Comité directeur pour les affaires internationales (CEAI), Fondation oecuménique de Mindolo, Kitwe, Zambie, 25-30 juin 1994

Hypothèses de travail
Edifier une paix juste est une vocation chrétienne à laquelle doivent répondre les Eglises et chaque chrétien à titre individuel. Pourtant, tout au long de l'histoire, les Eglises à travers le monde ont eu des réactions très diverses face aux situations et aux structures d'injustice et de violence. Par exemple, il en est qui, pour des raisons partisanes, ont pris fait et cause pour telle ou telle faction. Certaines ont contribué à créer ou à maintenir des situations d'oppression et de conflit. D'autres ont vu sans réagir exploiter les allégeances religieuses de chrétiens, de juifs, de musulmans ou d'autres groupes de croyants, mobilisés et manipulés par des extrémistes religieux. D'autres encore se sont trouvées mêlées à des situations d'injustice et de violence sans prendre de position claire. Il en est qui ont choisi de prendre le parti des victimes de l'oppression en tant qu'acte de foi en un Dieu qui opte pour les pauvres et ceux qui souffrent. Certaines ont rendu un témoignage constant à la force du pacifisme et des méthodes d'engagement à la paix et à la justice fondées sur la non-violence active.

Les chrétiens doivent affronter toutes ces situations et d'autres encore avec discernement et humilité, et confesser que, trop souvent, nous n'entendons pas l'appel du Christ qui nous demande de rendre témoignage à la justice et à la paix et d'aider à en jeter les bases. Dans le cadre du Conseil Écuménique des Eglises, nous renouvelons notre engagement à répondre à cet appel et à nous inciter, nous-mêmes et nos Eglises, à nous rendre mutuellement compte de l'action que nous menons pour vaincre la violence, à être des artisans de la réconciliation et à bâtir une paix enracinée dans des communautés de justice. Nous gardons fermement l'espérance que Dieu sera fidèle à sa promesse de paix et de bien-être pour tous.

Les structures économiques, politiques, sociales et culturelles qui favorisent et entretiennent la violence peuvent être transformées en systèmes qui favorisent la paix et la justice.
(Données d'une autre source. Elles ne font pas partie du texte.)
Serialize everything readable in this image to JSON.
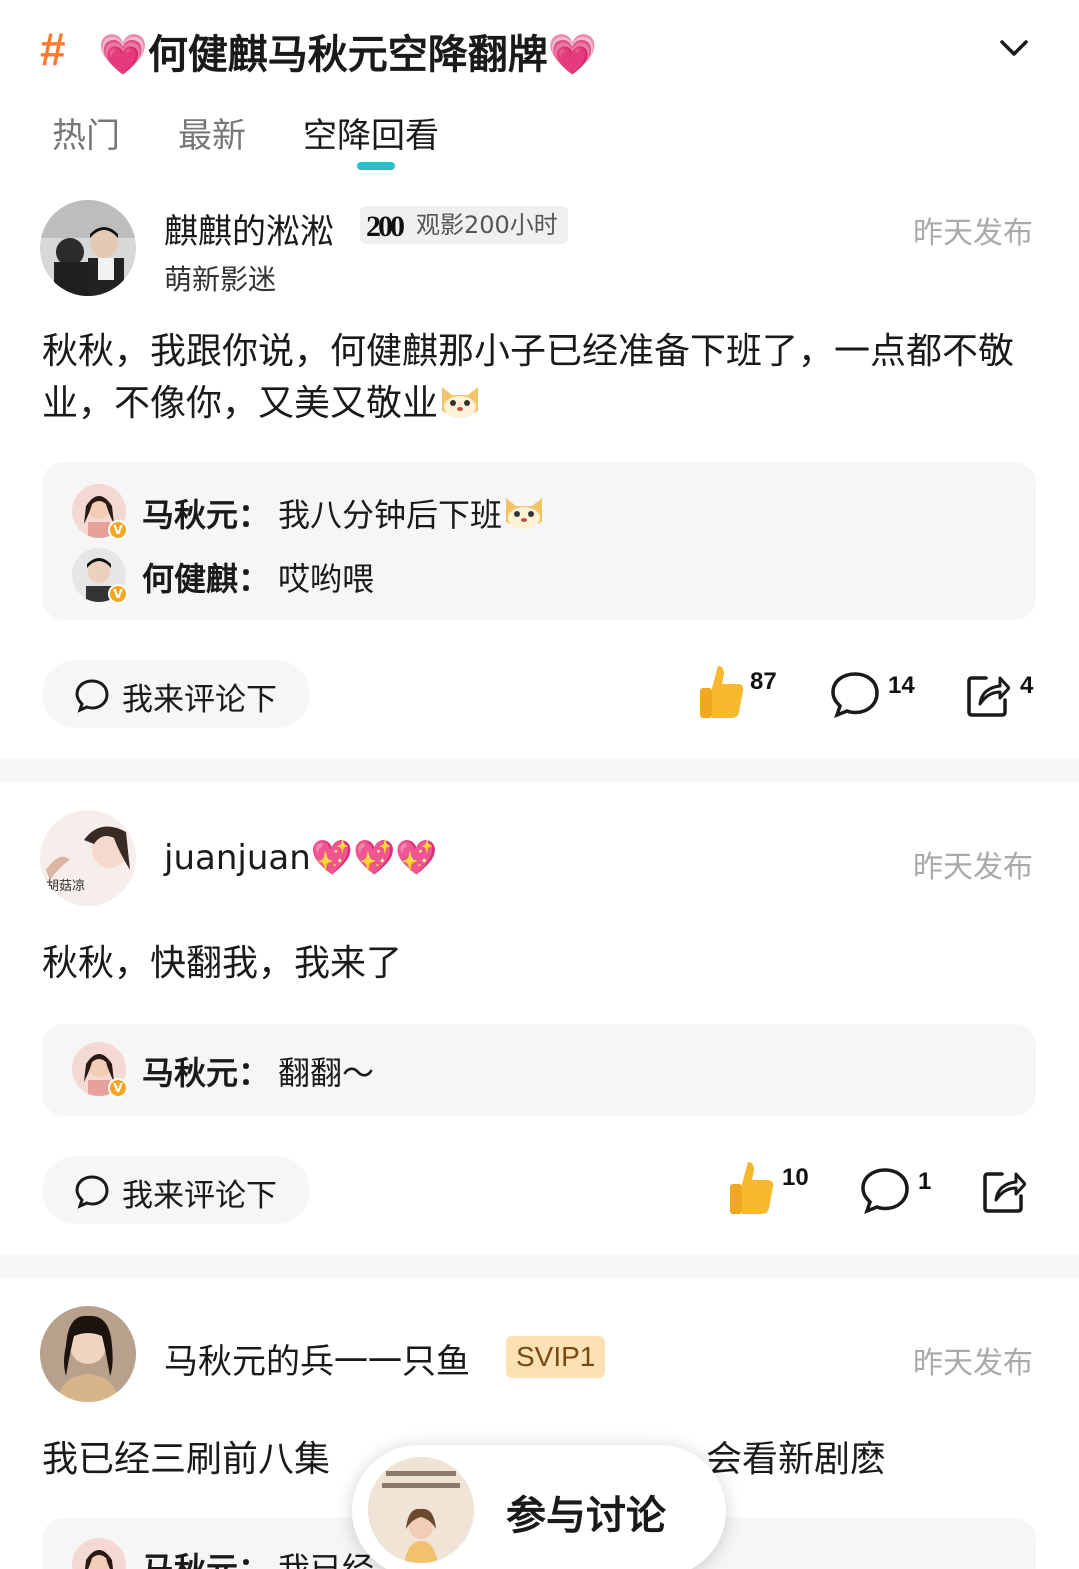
{
  "header": {
    "hash_icon": "#",
    "heart_left": "💗",
    "title": "何健麒马秋元空降翻牌",
    "heart_right": "💗",
    "expand_icon": "chevron-down-icon"
  },
  "tabs": [
    {
      "label": "热门",
      "active": false
    },
    {
      "label": "最新",
      "active": false
    },
    {
      "label": "空降回看",
      "active": true
    }
  ],
  "colors": {
    "accent": "#22c3c9",
    "hash": "#ff7a2e",
    "thumb": "#f5b82e"
  },
  "posts": [
    {
      "username": "麒麒的淞淞",
      "badge_mark": "200",
      "badge_text": "观影200小时",
      "level": "萌新影迷",
      "time": "昨天发布",
      "content": "秋秋，我跟你说，何健麒那小子已经准备下班了，一点都不敬业，不像你，又美又敬业",
      "replies": [
        {
          "name": "马秋元：",
          "text": "我八分钟后下班"
        },
        {
          "name": "何健麒：",
          "text": "哎哟喂"
        }
      ],
      "comment_placeholder": "我来评论下",
      "likes": "87",
      "comments": "14",
      "shares": "4"
    },
    {
      "username": "juanjuan",
      "username_hearts": "💖💖💖",
      "time": "昨天发布",
      "content": "秋秋，快翻我，我来了",
      "replies": [
        {
          "name": "马秋元：",
          "text": "翻翻～"
        }
      ],
      "comment_placeholder": "我来评论下",
      "likes": "10",
      "comments": "1",
      "shares": ""
    },
    {
      "username": "马秋元的兵一一只鱼",
      "badge_svip": "SVIP1",
      "time": "昨天发布",
      "content_left": "我已经三刷前八集",
      "content_right": "会看新剧麽",
      "replies": [
        {
          "name": "马秋元：",
          "text": "我已经"
        }
      ]
    }
  ],
  "fab": {
    "label": "参与讨论"
  }
}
Ceux qui perpétuent la violence et y participent, ou ceux dont les modes de vie contribuent à la violence, peuvent être convertis en artisans de paix. Ceux qui sont victimes de la violence peuvent trouver guérison et plénitude. Cette vision des choses est fondée en premier lieu sur notre foi en la résurrection, l'expérience chrétienne de la vie au cÉur de la mort. Elle découle également de la conviction, née de l'analyse, que la survie de l'humanité et de la création dépend de ces transformations. La paix peut être mise en pratique. La paix est possible. La paix est une vision de l'Evangile et un impératif chrétien.

Le conflit est un élément normal de la vie en communauté, une réalité que vivent la plupart des gens. Il ne débouche cependant pas forcément sur la violence et la guerre. Les personnes, les familles, les Eglises, les sociétés et la communauté internationale doivent s'efforcer de vivre les conflits de manière créatrice: elles doivent apprendre à les gérer et à trouver les moyens d'arriver à un règlement, une réconciliation ou une évolution des relations. Les chrétiens et les Eglises doivent promouvoir à l'échelon local et mondial une culture qui accorde du prix au dialogue et respecte la richesse de la diversité. C'est une tâche difficile qui exige souvent des efforts acharnés.

La violence provient en partie de systèmes et de structures qui privent les gens de la possibilité de vivre dans des conditions humaines et porteuses de vie. La mondialisation, la transnationalisation du capital et de la production fondée sur une logique mondiale unique des échanges en est un exemple. Elle aboutit de plus en plus à une concentration du pouvoir qui déplace les centres de décisions sur les grandes questions économiques, sociales et politiques des niveaux local et national vers le niveau mondial. Ce système impose également aux individus et aux sociétés à l'échelon mondial des normes en matière de croissance économique, de consommation, de privatisation, de comportements individuels, et fixe d'avance qui sont les gagnants et qui sont les perdants. Ces normes, contrôlées à distance, aggravent et accélèrent l'éclatement de l'humanité, l'isolement et l'exclusion au profit d'un petit nombre, contribuant sensiblement à attiser la violence parmi les individus, les groupes et les nations.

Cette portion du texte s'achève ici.